Sunday, October 02, 2011

Rok bez mięsa

Mniej więcej 2 lata temu zaczeliśmy interesować się skad pochodzi nasze jedzenie. Dość szybko stwierdzilismy ze musimy oderwac sie od uzależnienia od supermarketów i postanowiliśmy zmienic dość radykalnie nasze zwyczaje. Mieliśmy również dosc weekendowych wypraw na zakupy, szukania miejsca na parkingu, tloku w sklepie, kolejek do kasy i innych supermarketowych "atrakcji". Praktycznie z dnia na dzień przestalismy korzystać z supermarketów.
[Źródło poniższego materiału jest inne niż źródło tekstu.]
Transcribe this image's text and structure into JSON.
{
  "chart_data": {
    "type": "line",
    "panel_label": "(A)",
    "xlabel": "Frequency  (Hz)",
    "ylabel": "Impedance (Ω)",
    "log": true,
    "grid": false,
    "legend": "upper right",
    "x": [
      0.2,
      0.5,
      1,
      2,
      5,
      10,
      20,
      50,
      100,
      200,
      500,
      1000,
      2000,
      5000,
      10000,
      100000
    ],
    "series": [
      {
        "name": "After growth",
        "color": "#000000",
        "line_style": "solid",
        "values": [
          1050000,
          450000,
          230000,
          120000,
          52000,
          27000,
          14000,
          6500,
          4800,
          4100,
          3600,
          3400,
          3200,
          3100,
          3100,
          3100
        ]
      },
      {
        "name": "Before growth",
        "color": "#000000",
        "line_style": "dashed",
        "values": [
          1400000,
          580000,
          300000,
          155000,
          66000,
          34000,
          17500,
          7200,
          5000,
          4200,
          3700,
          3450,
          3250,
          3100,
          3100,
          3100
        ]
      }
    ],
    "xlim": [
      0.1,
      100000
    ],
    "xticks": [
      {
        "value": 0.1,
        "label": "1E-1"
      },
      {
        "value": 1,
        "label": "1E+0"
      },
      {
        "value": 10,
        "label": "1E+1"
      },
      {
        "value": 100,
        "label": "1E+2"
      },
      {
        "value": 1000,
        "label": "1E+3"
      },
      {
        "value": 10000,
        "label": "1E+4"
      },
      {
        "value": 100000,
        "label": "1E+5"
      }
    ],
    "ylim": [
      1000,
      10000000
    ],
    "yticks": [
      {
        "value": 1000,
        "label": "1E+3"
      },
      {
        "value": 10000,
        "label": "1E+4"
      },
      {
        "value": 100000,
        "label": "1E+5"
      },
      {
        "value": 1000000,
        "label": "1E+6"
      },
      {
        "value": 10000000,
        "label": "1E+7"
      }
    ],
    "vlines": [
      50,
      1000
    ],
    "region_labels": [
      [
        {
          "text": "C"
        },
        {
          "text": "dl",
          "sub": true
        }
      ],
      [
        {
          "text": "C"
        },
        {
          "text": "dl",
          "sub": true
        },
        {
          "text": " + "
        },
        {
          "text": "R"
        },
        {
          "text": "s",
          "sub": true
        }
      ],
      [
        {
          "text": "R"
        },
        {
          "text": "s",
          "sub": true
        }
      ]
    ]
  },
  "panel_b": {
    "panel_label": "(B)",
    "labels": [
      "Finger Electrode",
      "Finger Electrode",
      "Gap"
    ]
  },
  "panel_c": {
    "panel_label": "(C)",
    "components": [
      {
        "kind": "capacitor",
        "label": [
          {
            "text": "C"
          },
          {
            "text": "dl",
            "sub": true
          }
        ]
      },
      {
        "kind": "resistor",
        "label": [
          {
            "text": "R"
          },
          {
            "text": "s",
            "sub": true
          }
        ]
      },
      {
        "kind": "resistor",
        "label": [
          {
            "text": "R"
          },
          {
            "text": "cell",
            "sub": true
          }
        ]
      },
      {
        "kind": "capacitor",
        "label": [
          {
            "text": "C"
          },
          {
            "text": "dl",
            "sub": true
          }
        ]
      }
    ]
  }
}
Zmiana przyszła nam dosyć łatwo, znaleźliśmy kilka lokalnych rynków na których lokalni farmerzy sprzedaja swoje produkty, zaczęlismy też korzystać z usłóg firm wysyłkowych takich jak "Abel & Cole" i "Riverord Organics" (polecamy obie).

Po 2 latach unikania supermarketów zapomnieliśmy prawie o ich istnieniu, nie kupujemy prawie żadnych "gotowych" produktów, wyjątkami sa muesli, soya/coconut/oats mylk itp i czasami jakies "przekaski" (ciagle jestem uzależniony od paluszków). Poza tym gotujemy sami wszystko, sami robimy makaron, pieczemy chleb itd. Rok temu postanowilismy odstawić mięso i inne produkty pochodzenia zwierzęcego.

Początki były dość trudne, nie mając wiedzy i doświadczenia w vegańskiej kuchni odstawienie, miesa, sera, mleka, smietany, jajek, ryb itd pozostawiło nas z raczej skromnym menu. Nie zrażeni trudnościami z pomocą internetu i zakupionej vegańskiej książki kucharskiej nasza dieta zaczęła sie wzbogacać. Dmuchając na zimne, niedawno zrobiliśmy sobie kompleksowe badanie lekarskie, tak jak przypuszaliśmy rezultaty były bardzo dobre.

Chętnie slużymy pomocą i poradą każdemu kto jest zainteresowany vegetariańska/vegańską dietą.